Could I obtain those records by other means?  Certainly.  With one little caveat – I have to know WHERE to look in order to find those documents.  Oh yes – I would also have to invest my time in scrolling through those rolls of microfilm, and then print, scan or photograph any items I found that I’d like to save for my own records.  Even with the many pay (and free!) web sites, I still spend a considerable amount of time in front of the microfilm reader at my local FHC to look at the many documents (okay, MOST documents) that aren’t yet available online.  Online research gives me a huge advantage as I can find out where my ancestors were, and what additional records I need to find either through research trips or on microfilm.

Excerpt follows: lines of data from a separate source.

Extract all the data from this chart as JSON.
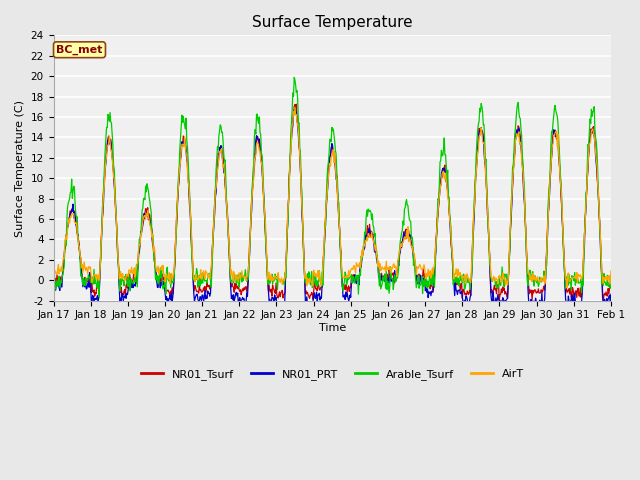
{
  "title": "Surface Temperature",
  "xlabel": "Time",
  "ylabel": "Surface Temperature (C)",
  "ylim": [
    -2,
    24
  ],
  "yticks": [
    -2,
    0,
    2,
    4,
    6,
    8,
    10,
    12,
    14,
    16,
    18,
    20,
    22,
    24
  ],
  "xtick_labels": [
    "Jan 17",
    "Jan 18",
    "Jan 19",
    "Jan 20",
    "Jan 21",
    "Jan 22",
    "Jan 23",
    "Jan 24",
    "Jan 25",
    "Jan 26",
    "Jan 27",
    "Jan 28",
    "Jan 29",
    "Jan 30",
    "Jan 31",
    "Feb 1"
  ],
  "legend_labels": [
    "NR01_Tsurf",
    "NR01_PRT",
    "Arable_Tsurf",
    "AirT"
  ],
  "legend_colors": [
    "#cc0000",
    "#0000cc",
    "#00cc00",
    "#ffa500"
  ],
  "line_colors": [
    "#cc0000",
    "#0000cc",
    "#00cc00",
    "#ffa500"
  ],
  "annotation_text": "BC_met",
  "annotation_color": "#8B0000",
  "annotation_bg": "#ffffaa",
  "background_color": "#e8e8e8",
  "plot_bg_color": "#f0f0f0",
  "title_fontsize": 11,
  "label_fontsize": 8,
  "tick_fontsize": 7.5
}
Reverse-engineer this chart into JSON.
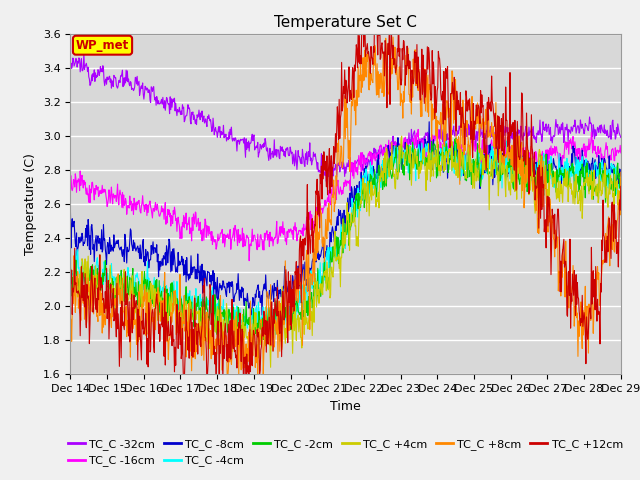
{
  "title": "Temperature Set C",
  "xlabel": "Time",
  "ylabel": "Temperature (C)",
  "ylim": [
    1.6,
    3.6
  ],
  "yticks": [
    1.6,
    1.8,
    2.0,
    2.2,
    2.4,
    2.6,
    2.8,
    3.0,
    3.2,
    3.4,
    3.6
  ],
  "x_tick_labels": [
    "Dec 14",
    "Dec 15",
    "Dec 16",
    "Dec 17",
    "Dec 18",
    "Dec 19",
    "Dec 20",
    "Dec 21",
    "Dec 22",
    "Dec 23",
    "Dec 24",
    "Dec 25",
    "Dec 26",
    "Dec 27",
    "Dec 28",
    "Dec 29"
  ],
  "series": [
    {
      "label": "TC_C -32cm",
      "color": "#aa00ff"
    },
    {
      "label": "TC_C -16cm",
      "color": "#ff00ff"
    },
    {
      "label": "TC_C -8cm",
      "color": "#0000cc"
    },
    {
      "label": "TC_C -4cm",
      "color": "#00ffff"
    },
    {
      "label": "TC_C -2cm",
      "color": "#00cc00"
    },
    {
      "label": "TC_C +4cm",
      "color": "#cccc00"
    },
    {
      "label": "TC_C +8cm",
      "color": "#ff8800"
    },
    {
      "label": "TC_C +12cm",
      "color": "#cc0000"
    }
  ],
  "annotation_text": "WP_met",
  "annotation_color": "#cc0000",
  "annotation_bg": "#ffff00",
  "plot_bg": "#d8d8d8",
  "fig_bg": "#f0f0f0",
  "grid_color": "#ffffff",
  "title_fontsize": 11,
  "tick_fontsize": 8,
  "legend_fontsize": 8
}
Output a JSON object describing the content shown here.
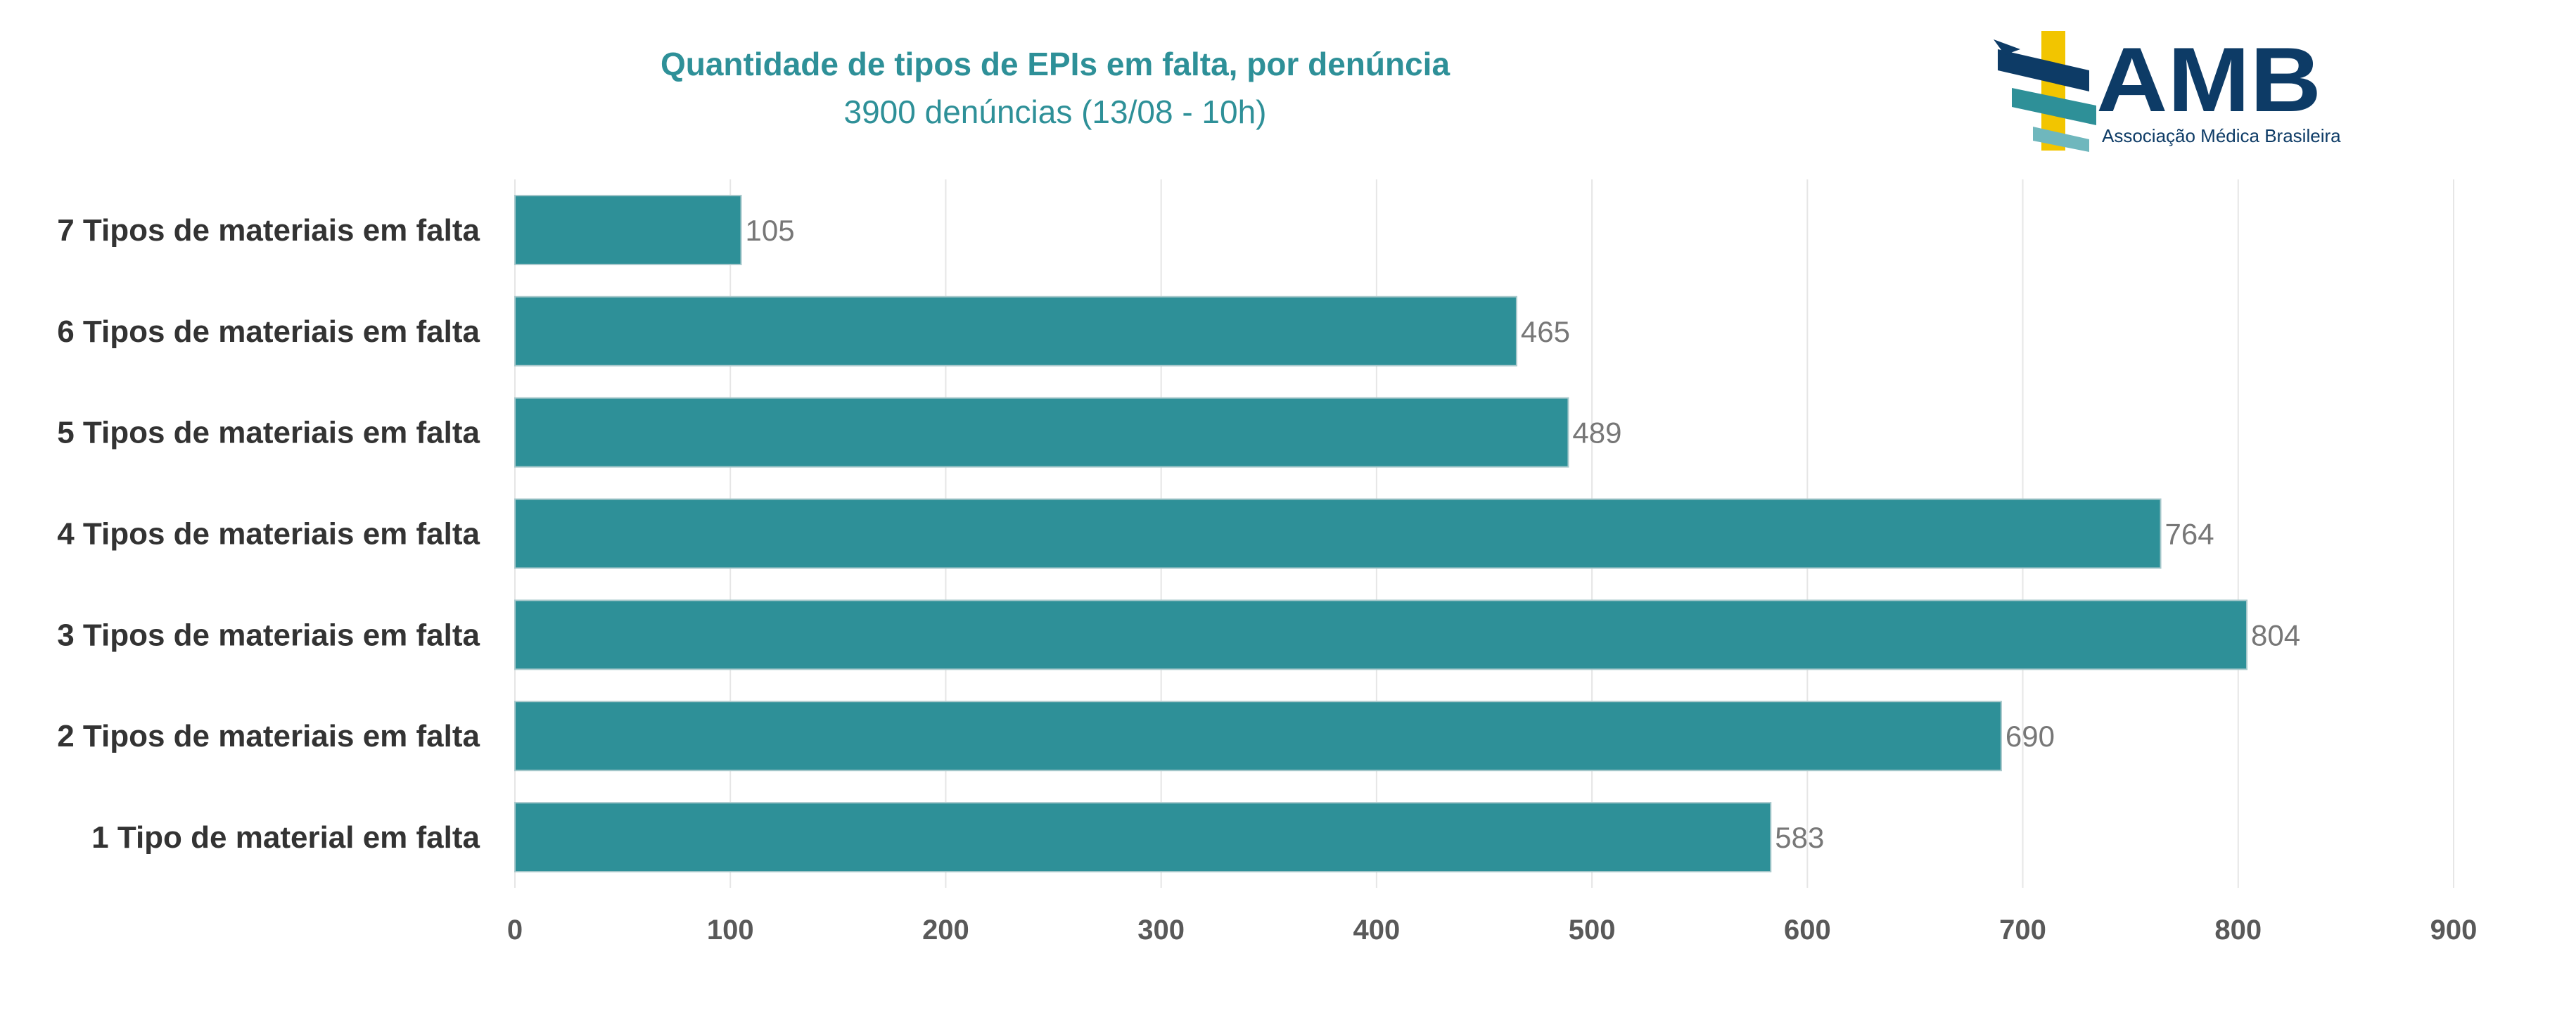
{
  "chart_data": {
    "type": "bar",
    "orientation": "horizontal",
    "title": "Quantidade de tipos de EPIs em falta, por denúncia",
    "subtitle": "3900 denúncias (13/08 - 10h)",
    "categories": [
      "7 Tipos de materiais em falta",
      "6 Tipos de materiais em falta",
      "5 Tipos de materiais em falta",
      "4 Tipos de materiais em falta",
      "3 Tipos de materiais em falta",
      "2 Tipos de materiais em falta",
      "1 Tipo de material em falta"
    ],
    "values": [
      105,
      465,
      489,
      764,
      804,
      690,
      583
    ],
    "data_labels": [
      "105",
      "465",
      "489",
      "764",
      "804",
      "690",
      "583"
    ],
    "xlim": [
      0,
      900
    ],
    "xticks": [
      "0",
      "100",
      "200",
      "300",
      "400",
      "500",
      "600",
      "700",
      "800",
      "900"
    ],
    "grid": true,
    "legend": "none",
    "bar_color": "#2e9098",
    "grid_color": "#e6e6e6"
  },
  "logo": {
    "text": "AMB",
    "tagline": "Associação Médica Brasileira",
    "navy": "#0d3b66",
    "yellow": "#f2c500",
    "teal": "#2e9098"
  }
}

I guess it all comes down to priorities.  For me, time is my most valuable commodity, and Ancestry.com is worth every penny I pay.  I can search, find my family, click a button and download the image right onto my hard drive.  In exchange for $299 per year (I have the “world” membership, but could downgrade to $149 for a U.S. subscription), I can view records from around the world in the comfort of my own home.  Ancestry.com gives me the head start so I know what films to order, where to fly off to for my research trips, and allows me to develop my family history at a much more rapid pace than would otherwise be possible.

Instead of looking at how much I pay for my membership, I’m inclined instead to think about how much I’ve saved…saved in time not wasted, money not spent on incorrect microfilms, and trips not taken to locations where my efforts will prove unfruitful.

Perhaps it all comes down to perspective.  You know….is that glass half empty or is it full?  Ancestry.com keeps mine pretty darn full these days.  What about you?   Do you get your money’s worth from your Ancestry.com subscription?